Consider the summatory function
$$f(x)=\sum\limits_{n=1}^x 1_{n\ne k^m}\tag{1}$$
where $1_{n\ne k^m}$ is the non-integer-power indicator function which returns $1$ when $n$ is a non-integer-power and $0$ otherwise. In order for $n$ to be considered a non-integer-power there must be a difference in at least one of the exponents in the prime factorization of $n=p_1^{e_1}\,p_2^{e_2}\,...\,p_r^{e_r}$ (i.e. $e_1\,...\,e_r$ must not all have the same value).
Here's a list of non-integer powers for $1\le n\le 100$.
$$\{12,18,20,24,28,40,44,45,48,50,52,54,56,60,63,68,72,75,76,80,84,88,90,92,96,98,99\}\tag{2}$$
The discrete plot of $f(x)$ illustrated in Figure (1) below illustrates the asymptotic for $f(x)$ seems to be nearly a linear function. In Figure (1) below $f(x)$ is evaluated at intervals of $100$ for a total of $100$ plot points.
Figure (1): Illustration of $f(x)$ defined in formula (1)

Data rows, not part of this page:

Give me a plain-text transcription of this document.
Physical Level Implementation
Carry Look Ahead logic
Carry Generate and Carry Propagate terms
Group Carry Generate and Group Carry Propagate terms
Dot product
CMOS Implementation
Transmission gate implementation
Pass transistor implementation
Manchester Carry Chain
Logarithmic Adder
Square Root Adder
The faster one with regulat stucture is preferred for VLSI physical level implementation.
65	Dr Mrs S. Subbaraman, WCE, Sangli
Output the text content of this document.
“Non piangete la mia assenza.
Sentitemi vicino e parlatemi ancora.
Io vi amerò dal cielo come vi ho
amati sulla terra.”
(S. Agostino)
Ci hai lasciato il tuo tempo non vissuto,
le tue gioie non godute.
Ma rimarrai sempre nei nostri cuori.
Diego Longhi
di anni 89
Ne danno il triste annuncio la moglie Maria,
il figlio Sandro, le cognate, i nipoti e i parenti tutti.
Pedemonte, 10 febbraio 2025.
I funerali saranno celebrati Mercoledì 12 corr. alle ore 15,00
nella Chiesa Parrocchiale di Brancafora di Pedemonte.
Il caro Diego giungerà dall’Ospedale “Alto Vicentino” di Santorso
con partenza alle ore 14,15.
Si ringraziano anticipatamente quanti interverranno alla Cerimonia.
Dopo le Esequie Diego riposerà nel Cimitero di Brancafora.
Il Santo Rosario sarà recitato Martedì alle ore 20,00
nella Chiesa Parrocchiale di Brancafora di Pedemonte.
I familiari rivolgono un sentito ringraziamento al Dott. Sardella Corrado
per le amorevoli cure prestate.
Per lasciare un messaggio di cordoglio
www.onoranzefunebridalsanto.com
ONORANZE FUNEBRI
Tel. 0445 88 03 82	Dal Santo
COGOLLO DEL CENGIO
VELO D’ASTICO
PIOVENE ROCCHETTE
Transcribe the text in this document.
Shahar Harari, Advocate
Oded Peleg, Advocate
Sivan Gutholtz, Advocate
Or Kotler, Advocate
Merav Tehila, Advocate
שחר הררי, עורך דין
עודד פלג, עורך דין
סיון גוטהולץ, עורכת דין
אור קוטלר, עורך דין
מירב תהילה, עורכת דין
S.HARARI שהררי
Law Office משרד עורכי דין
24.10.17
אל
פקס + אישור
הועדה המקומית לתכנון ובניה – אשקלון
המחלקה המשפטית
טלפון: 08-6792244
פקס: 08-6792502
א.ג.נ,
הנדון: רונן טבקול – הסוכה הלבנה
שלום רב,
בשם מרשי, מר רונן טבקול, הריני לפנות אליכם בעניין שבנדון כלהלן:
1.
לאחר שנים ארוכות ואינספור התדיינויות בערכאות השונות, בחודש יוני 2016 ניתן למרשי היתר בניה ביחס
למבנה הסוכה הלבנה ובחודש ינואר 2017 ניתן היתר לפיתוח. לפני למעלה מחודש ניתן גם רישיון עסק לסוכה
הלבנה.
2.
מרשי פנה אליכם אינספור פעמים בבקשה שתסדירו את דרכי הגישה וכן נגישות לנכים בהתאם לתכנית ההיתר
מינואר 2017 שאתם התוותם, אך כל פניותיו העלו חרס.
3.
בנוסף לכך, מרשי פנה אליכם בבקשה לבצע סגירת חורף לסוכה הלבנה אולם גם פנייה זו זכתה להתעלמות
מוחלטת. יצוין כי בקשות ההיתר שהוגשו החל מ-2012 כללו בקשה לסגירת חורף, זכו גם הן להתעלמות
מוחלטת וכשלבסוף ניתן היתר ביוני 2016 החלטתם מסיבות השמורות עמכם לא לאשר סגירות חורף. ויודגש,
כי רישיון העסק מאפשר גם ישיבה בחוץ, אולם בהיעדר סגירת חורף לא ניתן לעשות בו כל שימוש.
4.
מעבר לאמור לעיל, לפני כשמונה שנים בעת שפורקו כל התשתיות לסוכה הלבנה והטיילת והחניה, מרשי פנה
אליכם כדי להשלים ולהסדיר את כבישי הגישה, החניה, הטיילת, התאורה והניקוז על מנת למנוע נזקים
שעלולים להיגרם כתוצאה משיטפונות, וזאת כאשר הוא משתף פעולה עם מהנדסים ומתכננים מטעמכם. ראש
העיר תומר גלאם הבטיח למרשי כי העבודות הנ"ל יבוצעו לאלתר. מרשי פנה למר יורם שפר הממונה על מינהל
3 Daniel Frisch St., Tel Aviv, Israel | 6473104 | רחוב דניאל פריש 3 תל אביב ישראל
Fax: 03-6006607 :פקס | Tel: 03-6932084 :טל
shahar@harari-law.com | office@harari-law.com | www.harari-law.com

Question (1): Does the Riemann hypothesis predict a bound on the growth of $f(x)$?
Question (2): Can the Dirichlet series defined in formula (3) below be expressed in terms of the Riemann zeta function $\zeta(s)$?
$$F(s)=\sum\limits_{n=1}^\infty \frac{1_{n\ne k^m}}{n^s}\tag{3}$$